Thursday, October 28, 2010

Frye's Cave and the Etruscan divination

Okay, so last night I attended a lecture by an archaeologist on Etruscan divination.
And some of what I heard fits quite well with Frye's talk of the cave.
Now, the cave is more metaphorical than, say, the garden or the mountain. The cave, says Frye, is often a dream state, a descent into the underworld, where the dead mock the hero for being "as weak as we" (Isaiah 14:10). The cave can also be under water. Frye basically equates the land of shades, the cave as any subconscious state where something is lost, cannot be seen, and he mentions the story where the fish is cut open and the king finds his long lost (and I think demon-controlling) ring. This journey is started by a call (as most journeys) but the source is not known until the hero plumbs the depths. He is apparently helped by grateful dead people (like Jerry Garcia) as well as spirit animals who guide the way. This visit to the cave shows something repressed and forgotten, something that will rise to the surface, just as the repressed proletariat eventually always strike out. And Frye takes this political model a bit further, saying that the realm of the cave has no hierarchy, and things here are even reversed, often in social terms as when Ahab becomes friends with the native whom he never would have befriended in real/ normal life. Sound familiar? "and the last shall be made first" or how about "blessed are the poor, for theirs is the kingdom and the glory" -hmn?!!!?
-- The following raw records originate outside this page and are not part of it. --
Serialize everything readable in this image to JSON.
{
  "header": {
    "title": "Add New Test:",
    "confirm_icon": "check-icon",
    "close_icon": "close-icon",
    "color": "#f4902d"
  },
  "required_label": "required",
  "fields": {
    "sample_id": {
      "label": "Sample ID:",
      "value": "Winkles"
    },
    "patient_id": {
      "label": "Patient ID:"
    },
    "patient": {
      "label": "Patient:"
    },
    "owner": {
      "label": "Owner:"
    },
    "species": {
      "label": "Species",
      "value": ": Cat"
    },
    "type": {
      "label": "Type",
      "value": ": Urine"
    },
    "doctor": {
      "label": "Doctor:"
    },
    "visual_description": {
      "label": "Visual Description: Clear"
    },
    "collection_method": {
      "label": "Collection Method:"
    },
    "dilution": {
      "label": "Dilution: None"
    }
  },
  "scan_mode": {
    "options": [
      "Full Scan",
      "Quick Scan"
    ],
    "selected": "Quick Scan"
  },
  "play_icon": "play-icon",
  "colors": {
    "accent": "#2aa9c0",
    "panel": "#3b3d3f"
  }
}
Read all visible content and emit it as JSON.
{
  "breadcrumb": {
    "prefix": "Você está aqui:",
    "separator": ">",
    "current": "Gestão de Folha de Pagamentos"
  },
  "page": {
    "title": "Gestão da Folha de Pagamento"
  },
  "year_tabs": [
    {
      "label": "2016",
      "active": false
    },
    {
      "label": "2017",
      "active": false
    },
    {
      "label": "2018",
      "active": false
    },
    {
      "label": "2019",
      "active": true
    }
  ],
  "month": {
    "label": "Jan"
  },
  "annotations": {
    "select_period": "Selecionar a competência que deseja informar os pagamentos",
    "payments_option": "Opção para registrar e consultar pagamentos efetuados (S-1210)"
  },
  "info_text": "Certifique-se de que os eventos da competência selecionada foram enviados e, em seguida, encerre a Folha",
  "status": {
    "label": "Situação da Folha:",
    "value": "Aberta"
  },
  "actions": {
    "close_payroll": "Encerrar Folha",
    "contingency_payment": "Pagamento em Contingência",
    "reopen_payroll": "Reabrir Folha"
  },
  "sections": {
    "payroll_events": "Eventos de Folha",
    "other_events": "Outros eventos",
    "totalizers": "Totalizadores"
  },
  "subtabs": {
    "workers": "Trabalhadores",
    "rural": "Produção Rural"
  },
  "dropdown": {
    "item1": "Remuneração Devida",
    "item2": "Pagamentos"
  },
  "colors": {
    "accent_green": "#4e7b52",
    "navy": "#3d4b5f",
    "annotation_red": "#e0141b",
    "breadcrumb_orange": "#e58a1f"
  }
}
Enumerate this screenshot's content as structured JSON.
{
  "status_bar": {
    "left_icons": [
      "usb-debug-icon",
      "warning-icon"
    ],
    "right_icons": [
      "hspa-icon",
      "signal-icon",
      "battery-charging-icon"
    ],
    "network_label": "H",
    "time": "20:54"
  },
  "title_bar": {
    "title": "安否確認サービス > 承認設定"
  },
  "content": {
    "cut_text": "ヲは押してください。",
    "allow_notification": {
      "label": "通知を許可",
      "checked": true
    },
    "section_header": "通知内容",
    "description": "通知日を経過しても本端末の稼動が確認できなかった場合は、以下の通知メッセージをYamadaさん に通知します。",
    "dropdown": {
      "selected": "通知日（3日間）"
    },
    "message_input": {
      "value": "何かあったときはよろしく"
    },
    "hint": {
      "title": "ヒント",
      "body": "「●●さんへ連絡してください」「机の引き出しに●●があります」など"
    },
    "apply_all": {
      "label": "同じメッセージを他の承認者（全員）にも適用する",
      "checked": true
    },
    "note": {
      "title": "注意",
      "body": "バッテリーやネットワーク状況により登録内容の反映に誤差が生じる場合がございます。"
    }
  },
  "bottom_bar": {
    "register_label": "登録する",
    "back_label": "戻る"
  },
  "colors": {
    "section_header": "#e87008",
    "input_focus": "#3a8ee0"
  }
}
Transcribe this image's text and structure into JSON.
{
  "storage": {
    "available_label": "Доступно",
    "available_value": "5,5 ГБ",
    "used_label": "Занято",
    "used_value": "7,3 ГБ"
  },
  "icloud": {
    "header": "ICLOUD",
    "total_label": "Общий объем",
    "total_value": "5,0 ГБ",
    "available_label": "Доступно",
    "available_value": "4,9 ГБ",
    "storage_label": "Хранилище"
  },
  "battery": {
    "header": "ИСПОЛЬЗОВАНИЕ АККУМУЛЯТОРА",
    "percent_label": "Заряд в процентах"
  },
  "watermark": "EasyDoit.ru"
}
Any how, the cave and the dead often reveal the future. Now, the Etruscans had some parallels here that are worthy of note, because as the woman leading the lecture last night showed, there are parallels across the globe.
First off, things are reversed in the underworld, as in a mirror. ANd guess what the Etruscans used for divination. Dunt dunt duh! A mirror, fools! Also the liver of a sacrificial beast but only because livers are shiny and, yes you got it, reflective. So things in the cave are a backward reflection. But there are other parallels about this practice of telling the future, too. For instance, the knowledge of the future, like all true knowledge, and I agree emphatically with this point, comes from the earth. And the best Etruscan prophet was born out of the dirt! Other prophets walked without shoes that their toes could be closer to the source of all true wisdom.
They also believed that the future telling knowledge sprang from the dead. In one of their divination mirrors showing the practice of divination, the one holding the mirror for the prophet is labeled as a shade, or a soul. Sometimes it is Cupid holding the mirror, and the lecturer pointed out -who is Cupid's wife? Psyche! The spirit, the soul and the dead shade that continues to exist in the underworld where it can offer up prophecy and truth. Note: the lecturer also states that the voice of prophecy is often depicted as a disembodied or severed head (a dead person a voice that comes from no where).